Veo como se aleja Serena, pero por más que trato de moverme no puedo, mi mente no acaba de entender quien es ese niño ¿será…?, mi corazón me dice en definitiva que Serena es lo mejor que me a pasado, y que debería de retenerla, o recuperarla, o no perderla, pero por mas que trato de moverme no puedo, ya ni siquiera los tengo a la vista, debería correr y no puedo. Después de unos segundos, que me parecieron eternos me siento en la silla donde estaba Serena. ¿y ahora que hago?. Creo que solo hay una persona que me puede ayudar.

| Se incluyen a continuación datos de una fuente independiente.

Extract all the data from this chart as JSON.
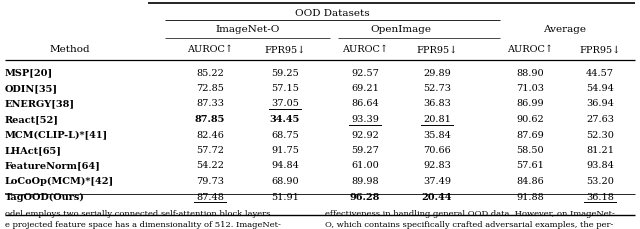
{
  "title": "OOD Datasets",
  "methods": [
    "MSP[20]",
    "ODIN[35]",
    "ENERGY[38]",
    "React[52]",
    "MCM(CLIP-L)*[41]",
    "LHAct[65]",
    "FeatureNorm[64]",
    "LoCoOp(MCM)*[42]",
    "TagOOD(Ours)"
  ],
  "data": [
    [
      85.22,
      59.25,
      92.57,
      29.89,
      88.9,
      44.57
    ],
    [
      72.85,
      57.15,
      69.21,
      52.73,
      71.03,
      54.94
    ],
    [
      87.33,
      37.05,
      86.64,
      36.83,
      86.99,
      36.94
    ],
    [
      87.85,
      34.45,
      93.39,
      20.81,
      90.62,
      27.63
    ],
    [
      82.46,
      68.75,
      92.92,
      35.84,
      87.69,
      52.3
    ],
    [
      57.72,
      91.75,
      59.27,
      70.66,
      58.5,
      81.21
    ],
    [
      54.22,
      94.84,
      61.0,
      92.83,
      57.61,
      93.84
    ],
    [
      79.73,
      68.9,
      89.98,
      37.49,
      84.86,
      53.2
    ],
    [
      87.48,
      51.91,
      96.28,
      20.44,
      91.88,
      36.18
    ]
  ],
  "bold_data": [
    [
      false,
      false,
      false,
      false,
      false,
      false
    ],
    [
      false,
      false,
      false,
      false,
      false,
      false
    ],
    [
      false,
      false,
      false,
      false,
      false,
      false
    ],
    [
      true,
      true,
      false,
      false,
      false,
      false
    ],
    [
      false,
      false,
      false,
      false,
      false,
      false
    ],
    [
      false,
      false,
      false,
      false,
      false,
      false
    ],
    [
      false,
      false,
      false,
      false,
      false,
      false
    ],
    [
      false,
      false,
      false,
      false,
      false,
      false
    ],
    [
      false,
      false,
      true,
      true,
      false,
      false
    ]
  ],
  "bold_method": [
    false,
    false,
    false,
    false,
    false,
    false,
    false,
    false,
    false
  ],
  "underline_data": [
    [
      false,
      false,
      false,
      false,
      false,
      false
    ],
    [
      false,
      false,
      false,
      false,
      false,
      false
    ],
    [
      false,
      true,
      false,
      false,
      false,
      false
    ],
    [
      false,
      false,
      true,
      true,
      false,
      false
    ],
    [
      false,
      false,
      false,
      false,
      false,
      false
    ],
    [
      false,
      false,
      false,
      false,
      false,
      false
    ],
    [
      false,
      false,
      false,
      false,
      false,
      false
    ],
    [
      false,
      false,
      false,
      false,
      false,
      false
    ],
    [
      true,
      false,
      false,
      false,
      false,
      true
    ]
  ],
  "footer_left": "odel employs two serially connected self-attention block layers.\ne projected feature space has a dimensionality of 512. ImageNet-",
  "footer_right": "effectiveness in handling general OOD data. However, on ImageNet-\nO, which contains specifically crafted adversarial examples, the per-",
  "col_headers": [
    "AUROC↑",
    "FPR95↓",
    "AUROC↑",
    "FPR95↓",
    "AUROC↑",
    "FPR95↓"
  ],
  "group_labels": [
    "ImageNet-O",
    "OpenImage",
    "Average"
  ],
  "method_header": "Method"
}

Sin más me levanto y salgo deprisa a la fuente de sodas de Andrew, se que me aleje de el, pero es el único que podría ayudarme, a fin de cuentas el fue quien me la presento, y si no mal recuerdo ellos también eran o son muy amigos, además esta la amiga de Serena, novia de Andrew ¿o se habran separado?, ¿es que creo que no ha pasado el tiempo y las cosas siguen como cuando me fui? De todos modos tengo que intentarlo. Después de parecer que estoy en una película de Rápido y Furioso llego a la fuente de sodas

-¿esta el Sr. Furuhama? – le pregunto a un mesero que se acerca a mi cuando me siento en un gabinete

-si señor pero esta en la cocina, en un momento sale, ¿gusta que le avise que lo busca?

-si, dígale que Darien Chiba está aquí

-en seguida señor, ¿quiere que le traiga algo de tomar?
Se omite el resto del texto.